Drex e a reviravolta na blockchain: O futuro do Real Digital mudou?

O Drex, projeto ambicioso do Banco Central para criar o Real Digital, era sinônimo de uma revolução baseada em blockchain. No entanto, uma mudança de rota surpreendeu o mercado: a tecnologia de registro distribuído (DLT), pilar do projeto, foi colocada em segundo plano. Mas isso significa o fim do sonho de um sistema financeiro tokenizado no Brasil? Calma, a história é mais complexa e pragmática do que parece.
A grande mudança de planos: Adeus (por enquanto) à blockchain complexa
O plano original era ousado: construir toda a infraestrutura do Drex sobre uma rede blockchain permissionada, a Hyperledger Besu. Isso permitiria a criação de dinheiro programável, crédito direto entre pessoas e uma infinidade de operações financeiras inovadoras. Contudo, o Banco Central (BC) anunciou uma guinada estratégica.
Em vez de mergulhar de cabeça na complexidade da DLT, o foco agora será mais modesto e imediato: criar, até 2026, uma solução para reconciliação de gravames. Em termos simples, o objetivo é facilitar o uso de diferentes tipos de bens como garantia para operações de crédito, garantindo que todos os sistemas envolvidos “conversem” entre si de forma eficiente.

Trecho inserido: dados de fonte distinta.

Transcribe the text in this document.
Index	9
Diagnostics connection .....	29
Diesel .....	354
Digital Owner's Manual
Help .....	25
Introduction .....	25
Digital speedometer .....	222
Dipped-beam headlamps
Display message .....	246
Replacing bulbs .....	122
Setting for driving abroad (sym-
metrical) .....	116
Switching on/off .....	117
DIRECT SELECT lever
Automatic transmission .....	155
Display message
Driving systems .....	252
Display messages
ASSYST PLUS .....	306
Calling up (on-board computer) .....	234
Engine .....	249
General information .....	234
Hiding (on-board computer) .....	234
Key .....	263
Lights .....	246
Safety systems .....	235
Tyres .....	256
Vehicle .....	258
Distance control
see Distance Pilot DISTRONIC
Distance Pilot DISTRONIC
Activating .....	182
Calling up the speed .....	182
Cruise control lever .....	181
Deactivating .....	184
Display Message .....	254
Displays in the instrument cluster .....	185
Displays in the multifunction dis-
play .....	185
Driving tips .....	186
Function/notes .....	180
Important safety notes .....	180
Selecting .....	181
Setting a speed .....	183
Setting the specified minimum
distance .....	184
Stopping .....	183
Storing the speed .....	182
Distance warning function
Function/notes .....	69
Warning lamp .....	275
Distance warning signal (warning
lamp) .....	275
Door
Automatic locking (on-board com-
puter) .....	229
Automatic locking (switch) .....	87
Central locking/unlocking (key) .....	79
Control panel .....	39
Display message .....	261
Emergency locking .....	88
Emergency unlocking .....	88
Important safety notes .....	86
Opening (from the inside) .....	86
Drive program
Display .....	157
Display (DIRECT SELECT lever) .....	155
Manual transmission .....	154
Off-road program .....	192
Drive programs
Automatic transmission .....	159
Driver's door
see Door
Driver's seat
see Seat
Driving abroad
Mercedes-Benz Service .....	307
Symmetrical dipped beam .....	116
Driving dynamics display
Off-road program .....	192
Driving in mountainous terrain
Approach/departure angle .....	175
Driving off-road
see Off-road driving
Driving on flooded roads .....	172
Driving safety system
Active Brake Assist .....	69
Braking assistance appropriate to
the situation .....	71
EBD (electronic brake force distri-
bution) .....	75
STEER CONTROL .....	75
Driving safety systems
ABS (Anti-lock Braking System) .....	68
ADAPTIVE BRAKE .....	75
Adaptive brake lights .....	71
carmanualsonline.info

Por que a mudança? O desafio da privacidade na blockchain
Um dos maiores obstáculos encontrados pelo BC foi garantir a privacidade das transações dentro da rede Hyperledger Besu sem sacrificar a “programabilidade” — a capacidade de criar contratos inteligentes que executam operações automaticamente. Segundo Fabio Araujo, coordenador do Drex no BC, as soluções de privacidade testadas até agora, embora boas, ainda não estão maduras o suficiente para servirem de base para todo o sistema financeiro nacional.
- Desafio Técnico: Implementar uma solução de privacidade robusta na Hyperledger Besu se mostrou mais difícil do que o esperado.
- Necessidade de Testes: As ferramentas existentes precisam de mais desenvolvimento e adaptação para o nível de segurança exigido por um CBDC (Moeda Digital de Banco Central).
- Foco no Curto Prazo: O BC optou por entregar um serviço útil à população (facilitação de crédito) em um prazo menor, enquanto a tecnologia DLT amadurece.
Marcos Sarres, CEO da GoLedger, admitiu que a tecnologia Besu talvez não tenha sido a ideal para os requisitos do projeto, citando outras opções como a Hyperledger Fabric (já usada pela Receita Federal) que poderiam oferecer mais escalabilidade e privacidade nativas.
E o futuro da tokenização e do Drex?
A decisão do Banco Central não significa o abandono da tokenização ou da visão de longo prazo para o Drex. Pelo contrário, foi vista por grandes players do mercado como uma medida “pragmática e acertada”.
“A decisão do BC de fasear a implementação do projeto é pragmática e acertada. Mantém o projeto e a visão de longo prazo, mas divide a iniciativa em fases, de forma a atingir os objetivos à medida que a tecnologia ganha maturidade.”
André Portilho, chefe de ativos digitais do BTG Pactual.
Bancos como BTG Pactual, Inter e a própria Febraban (Federação Brasileira de Bancos) reforçaram seu compromisso com o projeto e com o avanço da tokenização no país. O aprendizado obtido nos testes até agora não foi perdido e continuará sendo aplicado em outras iniciativas de inovação.
Conclusão: Um passo para trás para dar dois à frente
A reviravolta no projeto Drex não é um retrocesso, mas sim um ajuste de curso estratégico. Ao priorizar uma entrega de valor mais rápida e tangível — a otimização do mercado de crédito —, o Banco Central ganha tempo para que a tecnologia blockchain amadureça e possa ser implementada com a segurança e a eficiência que uma economia do tamanho do Brasil exige.
O futuro do dinheiro continua digital e programável. A mudança no Drex apenas mostra que a jornada para essa nova realidade será construída com passos firmes e calculados, em vez de um salto único e arriscado. A revolução do Real Digital não foi cancelada, apenas dividida em capítulos mais realistas.